I heard a deep sithe behind me, and a sorrowful voice exclaimed,
“It is solemn then both ways, you say it is solemn to marry, and I know”—here was another deep sithe “I know it is solemn not to.” It was Betsey, she was a thinkin’ of the Editer of the Augur, and of Ebineezer, and of all the other dear gazelles, that lay cold and lifeless in her buryin’ ground. I felt that I could not comfort her, and I was silent. Miss Woodhull is a well bread woman, and so to kinder notice Betsey, and make talk with her, says she,
“I believe you are the author of these lines
‘If wimmen had a mice’s will,
They would arise and get a bill?’”
“Yes,” says Betsey, tryin’ to put on the true modesty of jenieus look.
Miss Woodhull said “she had heard it sung to several free love conventions.”
“How true it is,” says Betsey glancin’ towards Mr.
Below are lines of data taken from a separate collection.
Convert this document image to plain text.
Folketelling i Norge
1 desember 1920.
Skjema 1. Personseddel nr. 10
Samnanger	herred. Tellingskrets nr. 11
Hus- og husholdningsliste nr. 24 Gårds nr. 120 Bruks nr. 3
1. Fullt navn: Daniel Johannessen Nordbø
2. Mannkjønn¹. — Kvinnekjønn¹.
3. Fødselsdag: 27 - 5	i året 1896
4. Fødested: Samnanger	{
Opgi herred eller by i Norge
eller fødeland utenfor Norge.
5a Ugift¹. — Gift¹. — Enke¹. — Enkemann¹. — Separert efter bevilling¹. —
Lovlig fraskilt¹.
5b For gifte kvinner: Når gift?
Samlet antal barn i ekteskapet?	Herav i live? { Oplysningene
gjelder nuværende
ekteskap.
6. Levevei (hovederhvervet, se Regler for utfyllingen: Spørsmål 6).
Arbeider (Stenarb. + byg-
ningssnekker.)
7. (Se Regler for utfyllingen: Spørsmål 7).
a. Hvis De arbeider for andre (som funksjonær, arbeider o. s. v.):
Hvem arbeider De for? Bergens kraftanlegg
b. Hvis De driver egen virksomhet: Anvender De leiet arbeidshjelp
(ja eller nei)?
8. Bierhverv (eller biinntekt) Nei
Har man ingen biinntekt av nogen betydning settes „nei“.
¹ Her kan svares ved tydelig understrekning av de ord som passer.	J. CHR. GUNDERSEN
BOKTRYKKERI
Tilton, “that deathless fame sometimes comes by reason of what you feel in your heart haint the best part of you. Now in this poem I speak hard of man, but I didn’t feel it Miss Woodhull, I didn’t feel it at the time, I wrote it jest for fame and to please Prof. Gusheh. I love men,” says she, glancin’ at Mr. Tilton’s handsome face, and hitchin’ her chair up closer to his’en.